Abstract 6224: Novel antitumor semi-synthetic heliomycin derivatives direct targeting tNOX-NAD+-SIRT1 axis to activate apoptosis/autophagy, as determined by the cellular thermal shift assay (CETSA)

The antibiotic heliomycin (resistomycin) has been studied since the 1950s, however, its low solubility in aqueous media has restricted its systemic bioavailability and therapeutic potential.

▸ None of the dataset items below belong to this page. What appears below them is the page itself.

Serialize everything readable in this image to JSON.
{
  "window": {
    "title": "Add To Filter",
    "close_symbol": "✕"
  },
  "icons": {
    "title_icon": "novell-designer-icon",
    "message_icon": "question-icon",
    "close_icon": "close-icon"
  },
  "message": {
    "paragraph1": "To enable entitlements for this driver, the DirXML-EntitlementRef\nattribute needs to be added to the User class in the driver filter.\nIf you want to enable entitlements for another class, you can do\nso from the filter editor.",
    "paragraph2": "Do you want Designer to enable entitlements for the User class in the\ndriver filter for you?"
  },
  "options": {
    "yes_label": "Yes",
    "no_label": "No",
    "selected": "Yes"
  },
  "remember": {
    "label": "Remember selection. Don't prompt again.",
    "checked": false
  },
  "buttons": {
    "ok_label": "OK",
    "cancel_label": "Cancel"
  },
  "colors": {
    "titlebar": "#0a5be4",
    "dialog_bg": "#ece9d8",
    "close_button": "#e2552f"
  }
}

We recently synthesized a series of novel aminomethyl derivatives that are readily soluble in aqueous solution. In this study, we examined their antiproliferative properties and underlying molecular mechanisms in p53 wild-type and p53-mutated cancer cells. We continuously monitored the cellular impact of these compounds using the xCELLigence System, a label-free, real-time cell monitoring platform that measures electrical impedance, displaying results as cell index values. The results from the system showed that heliomycin and its derivatives exhibited different biological effects on tumor cells. To further our understanding of the interactions between the novel derivatives and cellular targets, we utilized the cellular thermal shift assay (CETSA). Our CETSA results revealed that some of the derivatives that were directly engaged with tNOX enhanced its thermal stability, which in turn resulted in a marked attenuation of the intracellular NAD+/NADH ratio. This attenuated ratio signifies a decrease in the NAD+-dependent activity of Sirtuin 1 (SIRT1) deacetylase and triggers apoptosis/autophagy, with varying amounts of decrease depending on the cellular environment. We have successfully transformed heliomycin into derivatives that are much more soluble, allowing the more efficient modulating of biological activities - a significant step closer towards finding a novel anti-cancer candidate. Citation Format: Pin Ju Chueh, Atikul Islam, Xiao Qi Chen, Shi Han Chiu, Alexander S. Tikhomirov, Andrey E. Shchekotikhin. Novel antitumor semi-synthetic heliomycin derivatives direct targeting tNOX-NAD+-SIRT1 axis to activate apoptosis/autophagy, as determined by the cellular thermal shift assay (CETSA) [abstract]. In: Proceedings of the Annual Meeting of the American Association for Cancer Research 2020; 2020 Apr 27-28 and Jun 22-24. Philadelphia (PA): AACR; Cancer Res 2020;80(16 Suppl):Abstract nr 6224.